[Lustre-discuss] tcp network load balancing understanding lustre 1.8

Sun May 10 07:07:08 PDT 2009

Mag Gam wrote:
> Thanks for the screen shot Arden.
> 
> What is the maximum # of slaves you can have on a bonded interface?
> 
> 
> 
> On Sun, May 10, 2009 at 12:15 AM, Arden Wiebe <albert682 at yahoo.com> wrote:
>> Bond0 knows which interface to utilize because all the other eth0-5 are designated as slaves in their configuration files.  The manual is fairly clear on that.
>>
>> In the screenshot the memory used in gnome system monitor is at 452.4 MiB of 7.8 GiB and the sustained bandwidth to the OSS and OST is 404.2 MiB/s which corresponds roughly to what collectl is showing for KBWrite for Disks.  Collectl shows a few different results for Disks, Network and Lustre OST and I believe it to be measuring the other OST on the network around 170MiB/s if you view the other screenshot for OST1 or lustrethree.
>>
>> In the screenshots Lustreone=MGS Lustretwo=MDT Lustrethree=OSS+raid10 target Lustrefour=OSS+raid10 target
>>
>> To help clarify the entire network and stress testing I did with all the clients I could give it is at www.ioio.ca/Lustre-tcp-bonding/images/html and www.ioio.ca/Lustre-tcp-bonding/Lustre-notes/images.html
>>
>> Proper benchmarking would be nice though as I just hit it with everything I could and it lived so I was happy. I found the manual to be lacking in benchmarking and really wanted to make nice graphs of it all but failed with iozone to do so for some reason.

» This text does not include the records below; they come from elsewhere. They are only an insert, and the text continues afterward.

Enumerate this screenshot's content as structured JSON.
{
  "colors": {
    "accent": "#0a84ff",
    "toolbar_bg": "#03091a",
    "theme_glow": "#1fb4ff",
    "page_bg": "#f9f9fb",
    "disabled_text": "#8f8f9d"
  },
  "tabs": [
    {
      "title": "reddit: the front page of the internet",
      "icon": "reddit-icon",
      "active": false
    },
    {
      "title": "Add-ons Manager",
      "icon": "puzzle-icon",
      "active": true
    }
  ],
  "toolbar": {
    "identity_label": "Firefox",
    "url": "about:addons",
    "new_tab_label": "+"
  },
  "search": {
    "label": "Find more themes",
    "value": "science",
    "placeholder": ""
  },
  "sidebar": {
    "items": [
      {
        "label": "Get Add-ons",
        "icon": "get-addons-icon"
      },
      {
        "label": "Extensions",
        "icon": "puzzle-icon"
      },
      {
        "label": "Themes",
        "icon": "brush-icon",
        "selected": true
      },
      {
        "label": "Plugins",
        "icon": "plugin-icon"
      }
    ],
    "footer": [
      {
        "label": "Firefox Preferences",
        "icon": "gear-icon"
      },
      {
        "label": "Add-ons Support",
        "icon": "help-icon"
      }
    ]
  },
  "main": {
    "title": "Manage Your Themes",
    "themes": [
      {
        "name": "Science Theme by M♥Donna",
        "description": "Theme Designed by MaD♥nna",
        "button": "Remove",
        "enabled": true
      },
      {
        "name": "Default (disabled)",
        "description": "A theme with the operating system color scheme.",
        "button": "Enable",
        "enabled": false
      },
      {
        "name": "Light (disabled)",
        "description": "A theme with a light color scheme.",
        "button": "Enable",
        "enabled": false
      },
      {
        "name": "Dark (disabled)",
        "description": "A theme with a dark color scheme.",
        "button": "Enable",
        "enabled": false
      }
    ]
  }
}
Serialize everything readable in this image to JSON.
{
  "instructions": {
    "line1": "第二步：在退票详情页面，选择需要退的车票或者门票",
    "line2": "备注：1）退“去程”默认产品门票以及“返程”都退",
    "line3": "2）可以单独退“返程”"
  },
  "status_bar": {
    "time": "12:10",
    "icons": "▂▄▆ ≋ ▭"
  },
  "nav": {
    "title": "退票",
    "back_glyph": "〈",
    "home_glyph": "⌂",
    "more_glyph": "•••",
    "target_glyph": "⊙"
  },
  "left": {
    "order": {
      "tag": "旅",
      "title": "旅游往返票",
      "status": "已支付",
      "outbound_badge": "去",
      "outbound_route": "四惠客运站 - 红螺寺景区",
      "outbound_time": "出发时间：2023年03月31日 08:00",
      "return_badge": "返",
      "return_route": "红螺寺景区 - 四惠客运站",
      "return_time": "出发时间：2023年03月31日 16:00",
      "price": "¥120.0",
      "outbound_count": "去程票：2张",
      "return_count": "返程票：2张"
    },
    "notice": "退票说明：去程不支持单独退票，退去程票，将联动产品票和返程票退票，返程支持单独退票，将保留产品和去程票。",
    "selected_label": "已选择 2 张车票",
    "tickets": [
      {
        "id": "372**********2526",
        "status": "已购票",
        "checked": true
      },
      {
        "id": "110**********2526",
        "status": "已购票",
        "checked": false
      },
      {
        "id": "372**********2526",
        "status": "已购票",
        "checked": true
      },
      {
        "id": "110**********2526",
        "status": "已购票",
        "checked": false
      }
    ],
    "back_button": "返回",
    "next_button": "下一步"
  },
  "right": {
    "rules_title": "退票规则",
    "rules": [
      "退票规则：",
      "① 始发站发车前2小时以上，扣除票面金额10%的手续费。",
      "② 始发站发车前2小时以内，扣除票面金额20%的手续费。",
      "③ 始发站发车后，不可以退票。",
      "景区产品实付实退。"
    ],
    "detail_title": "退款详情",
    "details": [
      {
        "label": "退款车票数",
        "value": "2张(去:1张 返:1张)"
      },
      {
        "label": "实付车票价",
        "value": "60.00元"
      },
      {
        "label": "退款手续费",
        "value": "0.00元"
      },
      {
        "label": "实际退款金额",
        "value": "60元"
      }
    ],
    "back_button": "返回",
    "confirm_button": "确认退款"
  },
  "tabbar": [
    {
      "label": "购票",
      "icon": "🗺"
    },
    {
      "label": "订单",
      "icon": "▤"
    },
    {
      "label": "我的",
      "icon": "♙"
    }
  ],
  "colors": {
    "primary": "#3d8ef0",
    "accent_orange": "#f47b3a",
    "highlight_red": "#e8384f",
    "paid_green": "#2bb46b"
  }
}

I too have been trying to benchmark a lustre filesystem with iozone 3.321.

Sometimes it works, and sometimes it hangs.

I turned on debugging, and ran a test with 2 clients on each of 40 
machines. In the output, I get lines like:
  loop: R_STAT_DATA for client 9

For 79 clients, there are two of these messages in the output, and for 
one of them only 1.

I've had a brief skim of the source code, and I think that the problem 
is that iozone uses UDP packets to communicate. On a heavily loaded 
network, one of these is bound to get lost. Presumably iozone doesn't 
have the right retry strategy.

The iozone author has suggested using a different network for the timing 
packets - but I don't think I can justify the time or expense involved 
in building one purely to do some benchmarking.

Chris

PS On a machine with 2 bonded Gigabit ethernet cards, I found I needed 
two iozone threads to get the available bandwidth. One iozone thread 
seemed to get the bandwidth from one card only.